Custody refers to the legal and physical custody of a child. Legal custody is the authority to make decisions for and in relation to a child. Child custody is largely divided into legal custody and physical custody. Legal custody is broadly defined as the custodian who has authority to make decisions about the child, including medical decisions, religious decisions, and educational decisions.
Physical custody refers to where the child primarily lives. There are other designations that define the child custody relationship in Albany, such as joint legal custody, sole legal custody, and modified joint legal custody. If there is a plan provision that is not agreed upon, they must resolve the issue before joint physical custody of the children can be granted. A non-custodial parent could still have joint legal custody with the custodial parent to guide the child's upbringing.
If there was a disagreement between divorced parents, and there was no custody agreement to resolve the matter, then the child could be the one who ended up hurting the most. Primary joint custody is granted when a family court judge finds that joint custody will be in the best interest of the children in the relationship. You can have joint legal custody with sole physical custody or joint physical custody, which determine who your child lives with. Sole legal custody of a child means that one parent has the right to make all decisions related to the upbringing of their child.
If there is a history of neglect, abuse, or violence involved in the marriage or divorce, past or present, the courts have a responsibility to grant sole legal physical custody of the children to the non-abusive parent. About seventy percent of child custody cases result in the mother winning custody of the child, while joint custody cases occur approximately twenty percent of the time. A parent with legal custody of a child has the right to make decisions about the child's health care, education and education, and religious education.

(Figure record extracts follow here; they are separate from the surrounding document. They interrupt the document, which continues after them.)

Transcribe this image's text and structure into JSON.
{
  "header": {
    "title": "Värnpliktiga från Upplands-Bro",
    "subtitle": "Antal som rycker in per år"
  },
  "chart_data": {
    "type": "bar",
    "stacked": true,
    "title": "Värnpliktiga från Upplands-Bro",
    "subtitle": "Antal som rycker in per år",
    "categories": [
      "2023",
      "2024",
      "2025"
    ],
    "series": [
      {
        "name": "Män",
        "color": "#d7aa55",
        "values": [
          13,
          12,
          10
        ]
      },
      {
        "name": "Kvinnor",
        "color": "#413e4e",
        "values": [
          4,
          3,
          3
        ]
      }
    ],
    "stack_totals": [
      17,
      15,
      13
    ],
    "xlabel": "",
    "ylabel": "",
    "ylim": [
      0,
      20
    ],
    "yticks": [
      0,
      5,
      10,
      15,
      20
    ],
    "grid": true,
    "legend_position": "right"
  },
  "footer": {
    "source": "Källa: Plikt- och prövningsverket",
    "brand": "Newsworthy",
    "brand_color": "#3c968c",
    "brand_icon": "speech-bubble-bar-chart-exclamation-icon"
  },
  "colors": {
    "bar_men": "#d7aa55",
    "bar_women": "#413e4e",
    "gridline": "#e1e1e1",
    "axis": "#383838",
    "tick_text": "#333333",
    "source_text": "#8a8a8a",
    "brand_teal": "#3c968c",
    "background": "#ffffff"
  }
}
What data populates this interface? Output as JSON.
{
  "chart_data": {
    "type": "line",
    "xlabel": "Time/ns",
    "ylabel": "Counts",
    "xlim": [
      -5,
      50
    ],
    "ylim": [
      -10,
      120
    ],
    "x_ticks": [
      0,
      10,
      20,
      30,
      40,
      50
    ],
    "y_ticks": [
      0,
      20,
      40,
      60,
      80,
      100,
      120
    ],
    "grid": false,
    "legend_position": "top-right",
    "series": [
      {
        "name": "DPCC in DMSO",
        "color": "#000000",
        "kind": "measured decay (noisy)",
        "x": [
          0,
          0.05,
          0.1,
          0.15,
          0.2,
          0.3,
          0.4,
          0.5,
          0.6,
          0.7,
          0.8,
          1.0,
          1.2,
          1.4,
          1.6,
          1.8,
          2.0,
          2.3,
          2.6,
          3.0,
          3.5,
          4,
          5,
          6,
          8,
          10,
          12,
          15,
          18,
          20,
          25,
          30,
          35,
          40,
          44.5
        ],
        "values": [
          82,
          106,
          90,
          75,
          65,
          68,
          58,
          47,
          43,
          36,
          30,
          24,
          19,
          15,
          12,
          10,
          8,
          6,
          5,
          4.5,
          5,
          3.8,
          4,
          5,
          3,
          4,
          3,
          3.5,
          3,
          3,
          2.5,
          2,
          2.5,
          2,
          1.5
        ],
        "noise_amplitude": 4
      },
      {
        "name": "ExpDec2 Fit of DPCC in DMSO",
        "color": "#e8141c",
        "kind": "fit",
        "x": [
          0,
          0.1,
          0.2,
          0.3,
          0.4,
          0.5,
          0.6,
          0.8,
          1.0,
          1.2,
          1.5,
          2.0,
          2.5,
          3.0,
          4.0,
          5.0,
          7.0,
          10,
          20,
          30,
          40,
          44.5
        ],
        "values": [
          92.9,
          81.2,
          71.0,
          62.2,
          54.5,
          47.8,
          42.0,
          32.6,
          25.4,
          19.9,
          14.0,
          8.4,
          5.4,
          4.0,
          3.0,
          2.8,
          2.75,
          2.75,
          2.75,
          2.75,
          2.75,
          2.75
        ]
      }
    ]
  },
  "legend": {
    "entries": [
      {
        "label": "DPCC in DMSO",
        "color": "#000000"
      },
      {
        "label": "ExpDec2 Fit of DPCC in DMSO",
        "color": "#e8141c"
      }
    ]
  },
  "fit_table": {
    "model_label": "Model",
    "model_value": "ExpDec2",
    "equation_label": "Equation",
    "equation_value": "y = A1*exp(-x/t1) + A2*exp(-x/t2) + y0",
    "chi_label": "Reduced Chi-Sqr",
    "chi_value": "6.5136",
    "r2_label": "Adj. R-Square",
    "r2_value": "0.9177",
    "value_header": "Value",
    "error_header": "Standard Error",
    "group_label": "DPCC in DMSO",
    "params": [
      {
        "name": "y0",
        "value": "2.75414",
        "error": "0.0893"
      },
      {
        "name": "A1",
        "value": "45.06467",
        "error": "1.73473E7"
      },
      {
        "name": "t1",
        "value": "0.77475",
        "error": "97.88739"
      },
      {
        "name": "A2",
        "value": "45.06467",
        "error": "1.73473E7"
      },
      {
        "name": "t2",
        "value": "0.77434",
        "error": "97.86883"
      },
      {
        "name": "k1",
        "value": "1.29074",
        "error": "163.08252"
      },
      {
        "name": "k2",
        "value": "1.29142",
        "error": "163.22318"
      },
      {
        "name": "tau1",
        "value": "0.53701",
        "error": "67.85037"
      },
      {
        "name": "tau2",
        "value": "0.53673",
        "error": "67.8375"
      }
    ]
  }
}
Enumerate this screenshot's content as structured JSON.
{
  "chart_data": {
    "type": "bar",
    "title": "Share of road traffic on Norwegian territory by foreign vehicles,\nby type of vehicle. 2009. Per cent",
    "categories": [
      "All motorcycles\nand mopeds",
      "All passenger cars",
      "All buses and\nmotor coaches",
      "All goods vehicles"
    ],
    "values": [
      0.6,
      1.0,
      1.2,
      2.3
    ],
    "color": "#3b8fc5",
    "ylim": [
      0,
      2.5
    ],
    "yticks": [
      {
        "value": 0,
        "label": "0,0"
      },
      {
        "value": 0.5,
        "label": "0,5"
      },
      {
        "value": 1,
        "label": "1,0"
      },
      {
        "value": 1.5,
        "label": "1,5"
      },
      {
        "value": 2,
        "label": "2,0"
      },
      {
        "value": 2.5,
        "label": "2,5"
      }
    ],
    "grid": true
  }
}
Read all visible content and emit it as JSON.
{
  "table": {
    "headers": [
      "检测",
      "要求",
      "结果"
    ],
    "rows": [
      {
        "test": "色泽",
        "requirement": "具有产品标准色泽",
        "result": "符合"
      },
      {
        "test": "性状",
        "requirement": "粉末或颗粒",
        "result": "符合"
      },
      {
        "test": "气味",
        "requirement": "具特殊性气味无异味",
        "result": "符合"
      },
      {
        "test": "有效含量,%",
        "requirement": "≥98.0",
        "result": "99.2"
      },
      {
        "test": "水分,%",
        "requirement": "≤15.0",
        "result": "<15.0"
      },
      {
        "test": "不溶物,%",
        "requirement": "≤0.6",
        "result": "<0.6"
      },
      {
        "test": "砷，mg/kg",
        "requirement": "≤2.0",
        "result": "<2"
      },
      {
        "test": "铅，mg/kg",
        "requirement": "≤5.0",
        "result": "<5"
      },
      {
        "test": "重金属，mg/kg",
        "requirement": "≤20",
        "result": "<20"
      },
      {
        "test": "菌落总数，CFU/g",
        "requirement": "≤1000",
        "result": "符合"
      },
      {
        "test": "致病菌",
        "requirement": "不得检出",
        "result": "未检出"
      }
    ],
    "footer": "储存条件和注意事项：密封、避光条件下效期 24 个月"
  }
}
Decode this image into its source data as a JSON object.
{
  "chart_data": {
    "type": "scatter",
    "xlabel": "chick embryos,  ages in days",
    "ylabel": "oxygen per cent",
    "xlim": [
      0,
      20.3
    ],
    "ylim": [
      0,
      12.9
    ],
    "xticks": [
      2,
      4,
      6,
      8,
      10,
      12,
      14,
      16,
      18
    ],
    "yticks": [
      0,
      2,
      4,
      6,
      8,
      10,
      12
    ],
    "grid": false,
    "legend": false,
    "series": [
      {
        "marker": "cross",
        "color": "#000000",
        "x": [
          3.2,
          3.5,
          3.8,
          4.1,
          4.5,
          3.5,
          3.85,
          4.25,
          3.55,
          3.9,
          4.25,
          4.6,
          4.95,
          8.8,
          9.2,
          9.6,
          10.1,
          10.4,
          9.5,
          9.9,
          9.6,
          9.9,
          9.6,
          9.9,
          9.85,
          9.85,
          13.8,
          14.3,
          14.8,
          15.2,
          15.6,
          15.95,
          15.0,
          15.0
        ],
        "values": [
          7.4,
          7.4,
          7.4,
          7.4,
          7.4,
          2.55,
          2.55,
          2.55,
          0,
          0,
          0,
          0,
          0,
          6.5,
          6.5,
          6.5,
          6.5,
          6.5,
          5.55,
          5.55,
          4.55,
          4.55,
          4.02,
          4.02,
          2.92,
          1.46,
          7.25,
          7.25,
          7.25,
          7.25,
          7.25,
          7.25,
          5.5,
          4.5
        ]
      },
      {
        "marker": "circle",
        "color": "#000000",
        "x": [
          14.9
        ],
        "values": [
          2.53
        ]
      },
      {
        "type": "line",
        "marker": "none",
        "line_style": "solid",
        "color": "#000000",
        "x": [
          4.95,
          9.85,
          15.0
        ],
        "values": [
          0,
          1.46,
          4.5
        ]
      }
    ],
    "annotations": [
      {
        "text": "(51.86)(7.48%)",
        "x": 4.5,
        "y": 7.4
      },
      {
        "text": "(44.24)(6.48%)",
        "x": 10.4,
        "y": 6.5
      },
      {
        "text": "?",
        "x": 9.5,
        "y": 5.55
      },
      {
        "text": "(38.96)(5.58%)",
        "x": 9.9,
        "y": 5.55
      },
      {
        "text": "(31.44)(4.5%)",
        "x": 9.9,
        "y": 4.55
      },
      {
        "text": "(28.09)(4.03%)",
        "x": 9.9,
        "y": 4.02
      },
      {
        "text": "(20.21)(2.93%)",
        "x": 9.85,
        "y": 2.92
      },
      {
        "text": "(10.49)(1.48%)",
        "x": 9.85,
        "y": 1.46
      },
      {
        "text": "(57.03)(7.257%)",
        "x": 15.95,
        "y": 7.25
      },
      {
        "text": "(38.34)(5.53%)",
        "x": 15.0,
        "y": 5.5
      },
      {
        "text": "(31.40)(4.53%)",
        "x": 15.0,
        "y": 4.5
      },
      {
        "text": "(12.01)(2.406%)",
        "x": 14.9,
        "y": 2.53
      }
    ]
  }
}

Even though the child will primarily live with one parent and visit the other parent, there is still a possibility for the parents to share joint custody of their children and pay joint physical support for the children.
Joint legal custody will only be granted to the parents of the children in a divorce case if the court finds that both parents who have legal and physical custody of the children will greatly benefit the interests of the children. Child custody after a divorce is a serious matter for parents to address and it's important for them to understand their legal rights. If the court finds that joint legal custody will not benefit the children, then joint legal custody will not be granted to the parents and one parent will be granted custody over the other. In these states, sole legal custody is granted when joint legal custody is not in the best interest of the child.
Joint legal custody means that both parents share the authority and responsibility to make important decisions regarding the child's health, education, and welfare.